Он подумал: “Чем тогда эндаалорское рабство отличается от нашей жизни?”
***
Он проснулся ночью от того, что кто-то подошел к его двери. Когда неожиданный посетитель постучал в дверной косяк, выдавая этим, что войти хочет кайн, еще не привыкший к тому, что двери и стены сделаны не из бумаги, Акайо уже стоял на ногах.
— Входите, — негромко пригласил он.
Морщась, вошел Джиро. Акайо понял, что обратился к нему на эндаалорском. Если бы это случилось позавчера или даже вчера, он ужаснулся бы тому, что начал говорить на этом языке как на родном. Сейчас ему было лишь немного неловко, словно кто-то застал его в момент неудачного выпада в тренировочном бою.
— Генерал, мы ждем ваших приказаний.
Джиро склонился в глубоком поклоне. Акайо с некоторой заминкой поклонился в ответ — ему пришлось задуматься о том, насколько низко он должен склонить голову, если этот человек обратился к нему как к генералу. Похоже, знание о правильных поклонах успело отойти на дальние полки его библиотеки.
Смысл сказанного до него дошел чуть позже. Это было сравнимо с пропущенным ударом, когда тяжелая бамбуковая палка учителя с размаху втыкается под ребра, отбрасывая замешкавшегося ученика и выбивая воздух из легких.

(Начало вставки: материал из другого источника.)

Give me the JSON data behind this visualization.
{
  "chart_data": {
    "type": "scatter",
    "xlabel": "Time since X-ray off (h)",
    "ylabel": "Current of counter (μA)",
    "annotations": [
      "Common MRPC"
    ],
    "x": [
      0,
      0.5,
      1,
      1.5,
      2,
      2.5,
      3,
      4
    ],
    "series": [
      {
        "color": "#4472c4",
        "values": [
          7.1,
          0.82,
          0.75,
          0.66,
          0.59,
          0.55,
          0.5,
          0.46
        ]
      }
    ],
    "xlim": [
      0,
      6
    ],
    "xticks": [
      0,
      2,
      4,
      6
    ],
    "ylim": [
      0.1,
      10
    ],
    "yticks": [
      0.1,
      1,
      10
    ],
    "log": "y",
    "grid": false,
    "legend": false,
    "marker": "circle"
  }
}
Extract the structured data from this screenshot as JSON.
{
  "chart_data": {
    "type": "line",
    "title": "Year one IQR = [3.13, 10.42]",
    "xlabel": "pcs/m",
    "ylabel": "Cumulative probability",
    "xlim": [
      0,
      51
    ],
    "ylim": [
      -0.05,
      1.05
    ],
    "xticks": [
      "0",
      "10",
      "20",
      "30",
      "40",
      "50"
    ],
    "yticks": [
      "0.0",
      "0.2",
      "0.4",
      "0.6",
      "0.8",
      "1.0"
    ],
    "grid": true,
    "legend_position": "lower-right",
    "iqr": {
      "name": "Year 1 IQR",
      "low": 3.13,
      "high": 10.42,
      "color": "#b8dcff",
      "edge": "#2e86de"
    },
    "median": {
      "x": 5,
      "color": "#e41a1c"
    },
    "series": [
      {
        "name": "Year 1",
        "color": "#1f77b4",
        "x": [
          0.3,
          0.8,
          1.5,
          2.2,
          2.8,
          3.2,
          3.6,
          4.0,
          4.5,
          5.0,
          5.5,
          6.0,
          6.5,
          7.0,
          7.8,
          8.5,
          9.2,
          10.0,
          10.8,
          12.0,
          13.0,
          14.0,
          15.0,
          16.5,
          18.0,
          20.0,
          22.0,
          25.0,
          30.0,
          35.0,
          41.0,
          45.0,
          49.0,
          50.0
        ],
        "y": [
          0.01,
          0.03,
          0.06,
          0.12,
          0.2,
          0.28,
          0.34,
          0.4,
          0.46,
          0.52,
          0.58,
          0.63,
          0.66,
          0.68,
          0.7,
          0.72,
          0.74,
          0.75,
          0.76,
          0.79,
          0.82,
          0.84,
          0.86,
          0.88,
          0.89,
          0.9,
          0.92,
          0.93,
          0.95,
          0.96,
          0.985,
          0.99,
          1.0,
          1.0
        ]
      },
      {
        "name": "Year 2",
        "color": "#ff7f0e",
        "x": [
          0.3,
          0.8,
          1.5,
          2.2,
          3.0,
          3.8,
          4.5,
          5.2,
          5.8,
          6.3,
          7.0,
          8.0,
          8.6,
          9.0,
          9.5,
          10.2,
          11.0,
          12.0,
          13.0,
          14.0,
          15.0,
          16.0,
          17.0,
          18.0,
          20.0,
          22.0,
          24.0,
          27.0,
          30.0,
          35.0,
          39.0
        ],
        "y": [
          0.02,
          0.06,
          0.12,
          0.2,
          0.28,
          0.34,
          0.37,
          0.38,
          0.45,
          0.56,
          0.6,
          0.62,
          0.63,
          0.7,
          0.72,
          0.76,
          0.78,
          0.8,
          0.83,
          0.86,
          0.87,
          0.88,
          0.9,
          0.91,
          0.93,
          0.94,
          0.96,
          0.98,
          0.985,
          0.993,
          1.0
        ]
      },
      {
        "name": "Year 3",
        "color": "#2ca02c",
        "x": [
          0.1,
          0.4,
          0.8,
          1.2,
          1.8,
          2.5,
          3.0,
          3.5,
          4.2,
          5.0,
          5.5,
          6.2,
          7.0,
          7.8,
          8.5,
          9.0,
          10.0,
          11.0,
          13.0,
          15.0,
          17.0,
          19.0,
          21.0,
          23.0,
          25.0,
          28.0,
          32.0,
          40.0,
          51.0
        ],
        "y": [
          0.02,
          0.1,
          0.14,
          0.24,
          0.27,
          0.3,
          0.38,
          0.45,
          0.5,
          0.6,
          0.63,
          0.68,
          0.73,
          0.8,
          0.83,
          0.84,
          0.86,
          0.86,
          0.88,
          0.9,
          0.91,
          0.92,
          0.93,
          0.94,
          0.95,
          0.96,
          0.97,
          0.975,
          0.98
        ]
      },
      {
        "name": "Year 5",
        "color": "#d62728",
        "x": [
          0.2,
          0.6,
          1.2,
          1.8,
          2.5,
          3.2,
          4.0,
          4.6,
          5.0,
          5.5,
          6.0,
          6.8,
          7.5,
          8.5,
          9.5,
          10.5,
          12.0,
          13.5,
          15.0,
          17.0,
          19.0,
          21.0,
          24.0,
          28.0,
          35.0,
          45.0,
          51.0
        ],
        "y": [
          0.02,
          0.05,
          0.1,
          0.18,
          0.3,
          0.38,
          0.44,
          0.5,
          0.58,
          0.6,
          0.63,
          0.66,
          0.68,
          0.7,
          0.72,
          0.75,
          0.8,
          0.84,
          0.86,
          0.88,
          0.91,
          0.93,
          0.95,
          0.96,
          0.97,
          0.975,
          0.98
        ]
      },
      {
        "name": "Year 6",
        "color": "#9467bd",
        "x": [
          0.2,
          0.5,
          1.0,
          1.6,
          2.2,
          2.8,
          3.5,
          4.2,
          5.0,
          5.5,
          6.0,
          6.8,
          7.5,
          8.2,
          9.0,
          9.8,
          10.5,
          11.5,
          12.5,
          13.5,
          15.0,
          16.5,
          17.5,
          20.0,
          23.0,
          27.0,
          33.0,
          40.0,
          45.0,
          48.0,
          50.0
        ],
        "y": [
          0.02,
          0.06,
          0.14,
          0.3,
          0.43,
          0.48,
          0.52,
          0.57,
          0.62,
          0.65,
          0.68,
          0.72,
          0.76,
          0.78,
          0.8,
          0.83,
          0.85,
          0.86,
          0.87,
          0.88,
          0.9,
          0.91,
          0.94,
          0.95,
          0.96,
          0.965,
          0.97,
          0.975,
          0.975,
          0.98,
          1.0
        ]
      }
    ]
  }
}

Они ждали его приказаний. Но здесь было лишь трое из его армии! Или они успели сказать остальным о генерале Акайо?
— Я разработал возможный план, генерал. Если мне будет позволено, я хотел бы представить его вам.
“Хотел”. Как бы Джиро записал это слово? Для него было три символа: праздное желание, жизненная необходимость и угроза.
Акайо заставил себя сосредоточиться. Мысли разбегались, разлетались, как подхваченные ветром листья. Он ухватился за единственную подходящую. За правду.
— Я прошу тебя, Имамото Джиро, не называть меня генералом. И не говорить обо мне, как о генерале, ни в моем присутствии, ни без него.
Джиро не смог — или не захотел — скрыть свои чувства, и его разочарование прошило Акайо, как раскаленный клинок. Бывший солдат снова склонил голову, уже куда менее почтительно, и вышел, не став дожидаться ответного поклона.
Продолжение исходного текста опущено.